Покровский Александр Михайлович
Минуя Делос
Александр Покровский
Минуя Делос
...У них была течь. Они всплыли и, продолжая двигаться в надводном положении, попытались устранить неисправность. Полезли втроем наверх. Двоих смыло. Страховочный пояс Сереги обнаружили в корме. Видимо, его протащило по всей верхней палубе, прежде чем стряхнуть в винты...
Из дневника Сережи Бог-ва,
помощника командира корабля,
пропавшего в море осенью 1983 года
...никогда не будет рожать. Это мучило меня чрезвычайно. Я лежал и повторял про себя: "Она никогда не будет рожать. Она никогда не родит". И сразу же перед глазами вставало ее лицо со смущенной, виноватой улыбкой, какой она ответила на мой вопрошающий взгляд там, в больнице, где мы встретились через несколько дней после операции, которую врачи все-таки над ней проделали. Они говорили мне: "Вероятность успеха - двадцать процентов" - и прятали глаза; и меня тогда, помнится, поразило слово "вероятность". Я бы никогда не подумал, что его можно отнести к тому бесконечно теплому, мягкому ощущению, часто сменяемому беспокойством, каким-то горловым, внутренним почти всплеском зарождающемуся во мне всякий раз, когда речь заходит о ребенке.
Вечером того дня, когда я привез ее домой, она показала мне свой шрам. Он шел вверх от бритого лобка, свежерозовый, напоминающий нарисованную нетвердой детской рукой лесенку неровную, кривенькую.
Мне почему-то захотелось ее потрогать. Я потянулся, она быстро перехватила мою руку, а потом осторожно, сбоку подвела и приложила мой палей к небольшому шрамику-перекладинке, и я почувствовал, какой он горячий, живой, дрожащий, и мне передалась эта дрожь, и сразу стало холодно, по телу пошли мурашки, и я подумал о том, что где-то глубоко под ним, под этой гладкой, словно молодой лед, слюдяной поверхностью шрамика совсем недавно побывал скальпель хирурга, и все это лежало на операционном столе разъятое, и из него торчали зажимы, а потом это все сшили, собрали, привели в чувство, и это все снова стало моей женой - Майей - новой Майей, отделенной от той прежней целой вечностью, носящей название "операция", и к ней, новой, чужой, может быть выглядевшей словно бы оглушенной с большими, чуть медленнее, чуть дольше обычного перемещающими свой взгляд с предмета на предмет глазами, - к ней, новой, еще нужно привыкнуть.
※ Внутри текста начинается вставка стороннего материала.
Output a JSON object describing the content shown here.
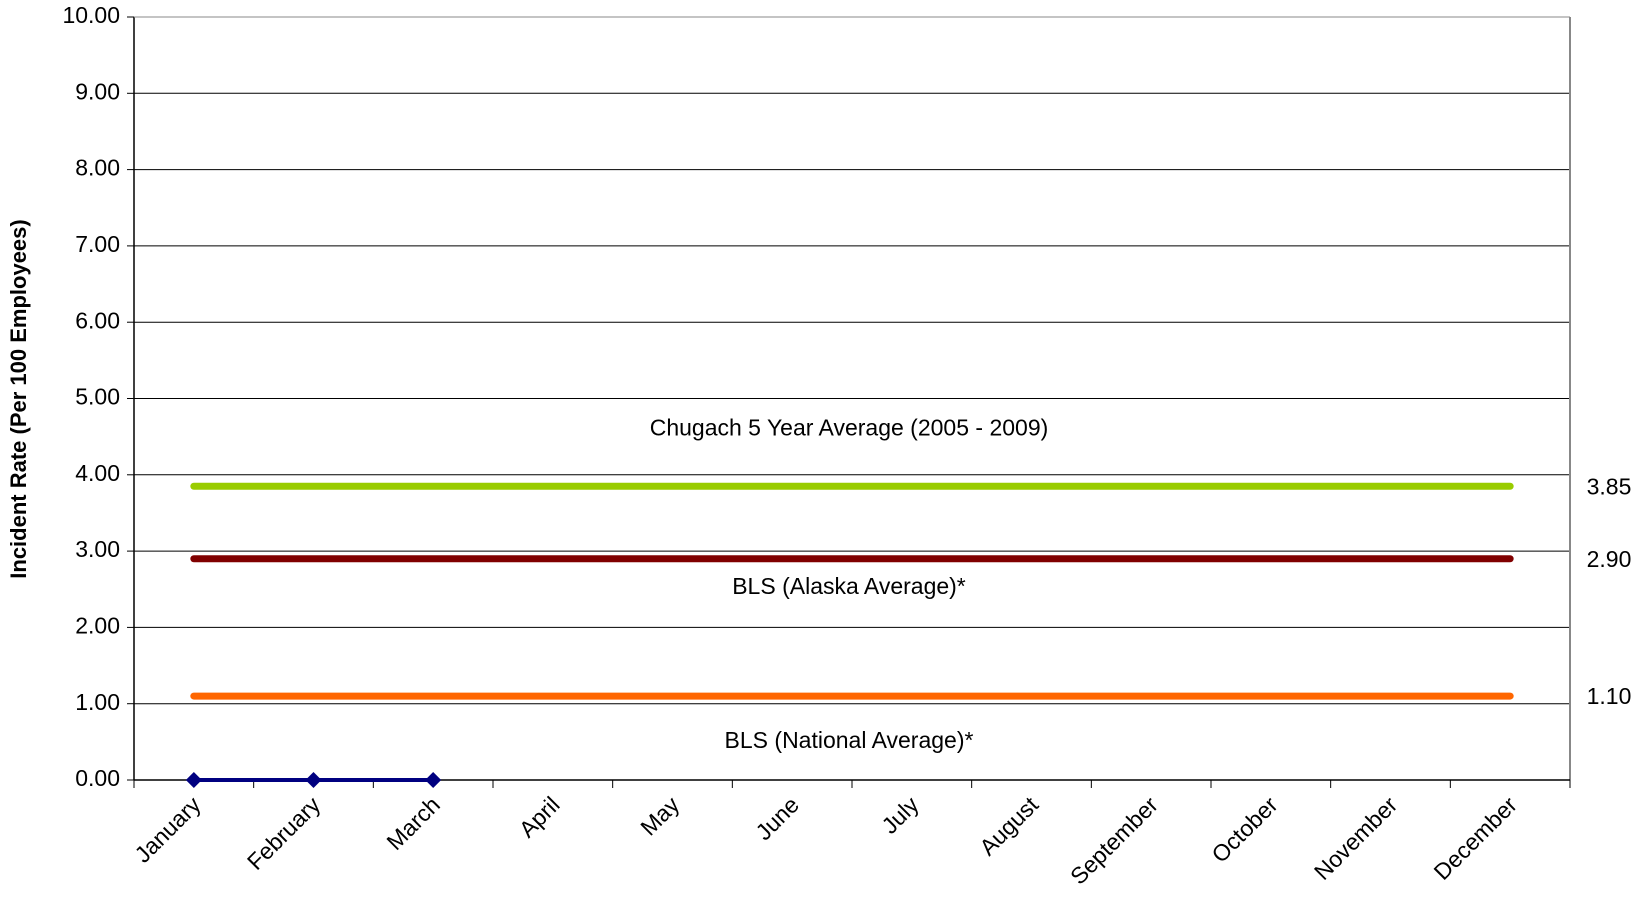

Какое-то время на перекладинах шрама еще будет выступать нежная сукровица. Какое-то время Майя все еще будет вспоминать ту боль и рев женщин и будет говорить, что на трубах, скорее всего, образовались спайки, потому что вещество против образования этих спаек нужно было вводить в трубы очень осторожно, а его всем вводили кое-как, и девки выли, и делала все это женщина, а женщины-гинекологи - ужасно грубые, садюги, и лучше, если врач - мужчина: он все делает осторожно, нежно и очень сочувствует.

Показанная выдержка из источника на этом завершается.